Pay-Back Time for Students Who Dodge Loan Payments

BEWARE if you've been welching on government student-loan payments. Beginning in February, the Clinton administration will step up efforts to collect on defaulted student loans. Last year, millions of deadbeat students cost the United States government $2.4 billion.

Borrowers who do not agree to pay back their loans will now have their wages garnished by the Department of Education (DOE), a process that previously involved court approval, says Leo Kornfeld, senior adviser to education secretary Richard Riley for direct lending. The DOE now has the authority to contact employers directly to begin collecting wages. Identified defaulters will also become ineligible for further student aid and can have their default status reported to credit bureaus.

For the past eight years, the DOE located borrowers who failed to pay back student loans by cross-referencing their income-tax records. Money toward the defaulted loans was deducted from income-tax refunds. But for those borrows who didn't get refunds, the DOE was out of luck.

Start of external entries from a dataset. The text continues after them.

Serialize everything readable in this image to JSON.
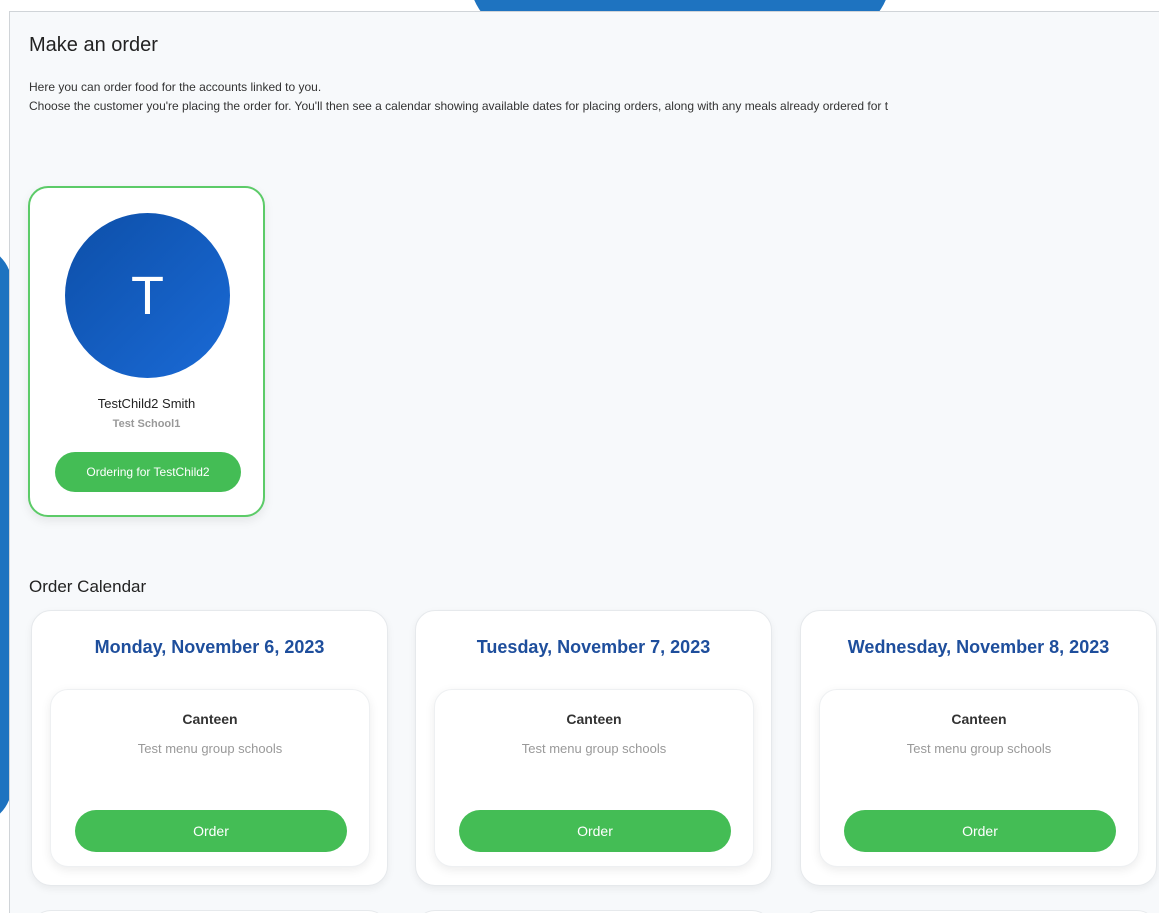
{
  "page": {
    "title": "Make an order",
    "intro_line1": "Here you can order food for the accounts linked to you.",
    "intro_line2": "Choose the customer you're placing the order for. You'll then see a calendar showing available dates for placing orders, along with any meals already ordered for t"
  },
  "customer": {
    "initial": "T",
    "name": "TestChild2 Smith",
    "school": "Test School1",
    "button_label": "Ordering for TestChild2"
  },
  "calendar": {
    "title": "Order Calendar",
    "days": [
      {
        "date": "Monday, November 6, 2023",
        "menu_name": "Canteen",
        "menu_group": "Test menu group schools",
        "button_label": "Order"
      },
      {
        "date": "Tuesday, November 7, 2023",
        "menu_name": "Canteen",
        "menu_group": "Test menu group schools",
        "button_label": "Order"
      },
      {
        "date": "Wednesday, November 8, 2023",
        "menu_name": "Canteen",
        "menu_group": "Test menu group schools",
        "button_label": "Order"
      }
    ]
  },
  "colors": {
    "accent_green": "#44bd55",
    "date_blue": "#1e4e9c",
    "avatar_blue": "#1a6ad6",
    "background_blue": "#1e73c0"
  }
}
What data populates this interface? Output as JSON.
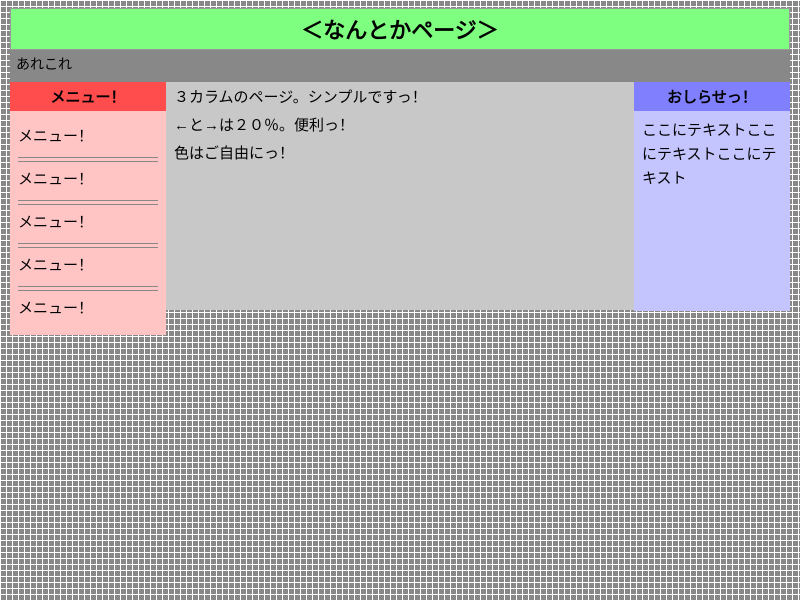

But a new facet to the collection program will enable the DOE to track down defaulters even if they are not due income-tax refunds. The DOE will notify by mail those who still owe money and give them an opportunity to restructure their payment plans. Under the new plan, the monthly amount due will be based on the former students' income and the size of the loan, ranging from 4 percent to 15 percent of the borrower's adjusted gross income. Borrowers can pay back as little as $15 per month.

Often, defaulted borrowers say they cannot afford to resume payments, Mr. Kornfeld says. Under the new system, payments can be stretched out to accommodate a lower monthly payment.